Thursday, January 17, 2008
"life consists not in holding good cards, but in playing those you hold well" Josh Billings
Got me to thinkin' 'bout my growing up years and playing card games with my mom, dad, and brothers. My dad used to call this "run what you brung" during family games of Hearts. After I learned the game, I loved that round! Guess I'm just Type A enough to prefer the *knowingness* of building a strategy with a known quantity. I hated those previous hands...you know, where you swap 3 cards across or around the table? Well, OK, it's probably more to the point to say that I hated the part where I didn't know which 3 cards I was going to get--didn't mind getting rid of the 3 that were going to cause me problems! But my baby bro was a PRO at managing to give me almost EXACTLY what I thought I'd rid myself of. And the other brother, well, he was just good at messing you up no matter what. Dad and Mom are card sharks and always handed over a pile of whatever that made you scratch your head...UNTIL you figured out what they were doing. (tee hee hee)
I mean, think about it...who couldn't find three things in their lives they'd love to trade away?
No, really. I think I'd still rather work with what I've got, thanks.
Thank you, God for giving me the chance to "run what I've brung" in this life...and the opportunity to see Your plan revealed as those cards are played.
"And we know that in all things God works for the good of those who love him, who have been called according to his purpose." Romans 8:28 NIV
Thursday, January 10, 2008
Okay, so now it’s 2008. A few days in, actually. And I am STILL wondering how this happened. “WHAT happened?” you ask.
Yes, how on earth did 2008 happen? I mean it seems like it was mere days ago that I was figuring out how old I’d be in the year 2000. (Yes, it was a dorky thing to do, but--for you youngsters out there who don’t remember--before the millennium hit, everyone was wondering random stuff like that about the year 2000.) Here I am, 8 years into the new era and scratching my head, agreeing with pithy statements like “gee, time flies.” GACK.
But I’ve decided to take a different tack. New Year’s Resolutions are great…everyone could stand to find SOMEthing to improve upon in their lives. Reflection is a wonderful thing—and societal acceptance and encouragement of said reflection is even more wonderful. And yes, there are things I hope to change this year—the usual lose weight, exercise more, spend less, yada, yada, yada.
But, I’m kinda tired of the negativity innate in the process of making those little personal improvement plans.
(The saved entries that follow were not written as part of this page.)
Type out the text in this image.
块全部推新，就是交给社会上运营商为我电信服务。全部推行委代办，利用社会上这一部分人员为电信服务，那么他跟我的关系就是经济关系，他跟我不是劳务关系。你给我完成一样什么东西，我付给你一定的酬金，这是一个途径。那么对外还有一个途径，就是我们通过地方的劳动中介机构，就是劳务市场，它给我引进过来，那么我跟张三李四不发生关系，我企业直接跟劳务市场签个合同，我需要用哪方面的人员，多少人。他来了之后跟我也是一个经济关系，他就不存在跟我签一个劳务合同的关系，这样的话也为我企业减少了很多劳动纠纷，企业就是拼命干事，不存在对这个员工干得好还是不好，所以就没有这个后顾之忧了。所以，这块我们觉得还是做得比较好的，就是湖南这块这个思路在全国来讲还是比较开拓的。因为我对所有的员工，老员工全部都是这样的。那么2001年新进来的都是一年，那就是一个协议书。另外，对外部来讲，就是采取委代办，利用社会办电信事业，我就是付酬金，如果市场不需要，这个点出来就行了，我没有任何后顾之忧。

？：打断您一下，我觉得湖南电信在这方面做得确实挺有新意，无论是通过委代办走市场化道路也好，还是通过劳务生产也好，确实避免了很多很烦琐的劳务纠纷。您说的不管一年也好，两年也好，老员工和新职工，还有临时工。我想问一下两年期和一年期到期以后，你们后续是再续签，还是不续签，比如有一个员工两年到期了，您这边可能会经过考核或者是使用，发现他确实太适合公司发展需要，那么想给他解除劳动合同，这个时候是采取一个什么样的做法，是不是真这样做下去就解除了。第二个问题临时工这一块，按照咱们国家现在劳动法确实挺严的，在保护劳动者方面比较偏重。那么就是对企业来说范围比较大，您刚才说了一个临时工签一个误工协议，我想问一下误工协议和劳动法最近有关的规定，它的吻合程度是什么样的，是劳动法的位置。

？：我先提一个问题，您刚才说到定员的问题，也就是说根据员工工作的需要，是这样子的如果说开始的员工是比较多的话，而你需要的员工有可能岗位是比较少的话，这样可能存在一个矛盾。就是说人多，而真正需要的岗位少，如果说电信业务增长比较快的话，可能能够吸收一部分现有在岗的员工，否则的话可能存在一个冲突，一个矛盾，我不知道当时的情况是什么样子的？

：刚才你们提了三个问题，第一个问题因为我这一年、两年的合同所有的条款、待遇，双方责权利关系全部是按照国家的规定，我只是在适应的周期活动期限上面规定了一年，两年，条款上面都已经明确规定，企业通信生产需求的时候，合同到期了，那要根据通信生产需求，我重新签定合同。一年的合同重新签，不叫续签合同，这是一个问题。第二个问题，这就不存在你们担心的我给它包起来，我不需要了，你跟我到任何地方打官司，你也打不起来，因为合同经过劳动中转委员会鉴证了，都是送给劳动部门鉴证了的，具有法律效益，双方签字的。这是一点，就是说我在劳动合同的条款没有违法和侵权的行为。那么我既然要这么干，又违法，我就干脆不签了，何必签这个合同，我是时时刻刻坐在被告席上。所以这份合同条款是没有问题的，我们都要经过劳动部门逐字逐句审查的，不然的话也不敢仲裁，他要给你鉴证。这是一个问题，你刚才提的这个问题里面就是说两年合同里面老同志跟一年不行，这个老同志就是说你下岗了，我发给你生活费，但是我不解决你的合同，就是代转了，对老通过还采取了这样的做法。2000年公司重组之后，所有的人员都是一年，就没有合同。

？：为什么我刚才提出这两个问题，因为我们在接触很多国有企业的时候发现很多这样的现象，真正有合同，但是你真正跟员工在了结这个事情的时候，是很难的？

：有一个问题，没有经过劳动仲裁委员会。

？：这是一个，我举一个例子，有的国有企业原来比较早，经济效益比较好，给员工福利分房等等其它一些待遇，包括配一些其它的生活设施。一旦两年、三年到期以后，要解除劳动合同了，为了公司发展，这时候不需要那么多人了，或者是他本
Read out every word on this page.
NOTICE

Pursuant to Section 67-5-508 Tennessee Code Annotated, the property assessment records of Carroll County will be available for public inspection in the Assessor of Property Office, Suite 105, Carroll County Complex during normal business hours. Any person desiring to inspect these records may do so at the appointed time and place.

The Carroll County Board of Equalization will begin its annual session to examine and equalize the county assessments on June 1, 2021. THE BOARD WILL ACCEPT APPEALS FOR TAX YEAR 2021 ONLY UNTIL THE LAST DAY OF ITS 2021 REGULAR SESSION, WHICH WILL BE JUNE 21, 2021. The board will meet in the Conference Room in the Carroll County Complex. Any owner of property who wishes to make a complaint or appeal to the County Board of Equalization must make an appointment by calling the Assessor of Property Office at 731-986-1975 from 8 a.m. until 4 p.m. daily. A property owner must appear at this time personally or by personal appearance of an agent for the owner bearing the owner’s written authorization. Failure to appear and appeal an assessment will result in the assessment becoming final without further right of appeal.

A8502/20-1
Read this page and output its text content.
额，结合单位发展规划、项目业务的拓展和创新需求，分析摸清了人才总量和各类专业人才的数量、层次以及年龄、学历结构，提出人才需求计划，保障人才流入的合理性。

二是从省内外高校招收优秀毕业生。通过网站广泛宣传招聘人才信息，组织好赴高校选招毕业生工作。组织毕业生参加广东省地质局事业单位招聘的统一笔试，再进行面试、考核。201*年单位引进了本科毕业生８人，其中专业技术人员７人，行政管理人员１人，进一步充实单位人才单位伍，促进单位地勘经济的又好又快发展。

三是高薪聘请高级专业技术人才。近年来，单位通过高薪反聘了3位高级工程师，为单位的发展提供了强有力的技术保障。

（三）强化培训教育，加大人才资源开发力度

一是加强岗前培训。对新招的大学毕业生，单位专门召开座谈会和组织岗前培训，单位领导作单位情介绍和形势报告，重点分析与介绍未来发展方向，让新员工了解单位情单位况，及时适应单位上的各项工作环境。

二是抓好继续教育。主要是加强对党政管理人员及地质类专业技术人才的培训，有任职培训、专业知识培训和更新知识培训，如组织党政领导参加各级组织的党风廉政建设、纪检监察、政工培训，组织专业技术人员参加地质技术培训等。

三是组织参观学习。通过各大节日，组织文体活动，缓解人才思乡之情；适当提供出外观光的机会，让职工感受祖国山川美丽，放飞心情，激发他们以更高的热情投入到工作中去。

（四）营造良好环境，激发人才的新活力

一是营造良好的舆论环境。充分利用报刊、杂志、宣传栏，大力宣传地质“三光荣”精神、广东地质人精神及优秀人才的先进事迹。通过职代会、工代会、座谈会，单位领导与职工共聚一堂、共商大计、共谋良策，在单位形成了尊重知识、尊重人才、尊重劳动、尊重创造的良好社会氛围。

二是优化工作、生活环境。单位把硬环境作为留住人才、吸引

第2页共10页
SO…I’m also thinking about things I DO NOT want to change this year…things that I like about who I am, where I’m going and how I’m getting there.
I know I’m a work in progress…but I LIKE that! I hope we all are…and I pray that I will continue to grow and change right up ‘til I meet Jesus. I like that I am (mostly) able to embrace the ‘in progress’ nature of myself and those around me. (Admittedly, not so much on the commute. *sigh*)
I like that my kids have learned to make creative messes. That we like to dabble with all sorts of art forms and expression. That they like to look beyond the basics of a task and think about more interesting approaches and are willing to explore.
I like using 50 cent words. I like that my kids are learning to use big words, too, and don’t back down from a pronunciation or spelling challenge!
Asking questions is a good thing. Asking thoughtful questions is even better…I like that the kiddles are good at asking about anything and everything. (except sometimes forgetting to ask for that cookie…)
It has taken me this long to acknowledge that I’m fine looking like I look. So I’m not a supermodel; statuesque ladies like me will never find positive images in the media. I’ve never been a petite flower and never will be. And guess what???! IT’S OK!!
I like that I still like to dance and enjoy “young music’…Heaven forbid I should start thinking Paul Sedaka is cool.
I like that this parenting thing is teaching me something new each day…and that we are a family open to learning from each other.
A challenge for you…what do you resolve NOT to change this year?
If you’re like me, that question is harder to answer, if only because we are sooooo conditioned to look for the flaws in our lives.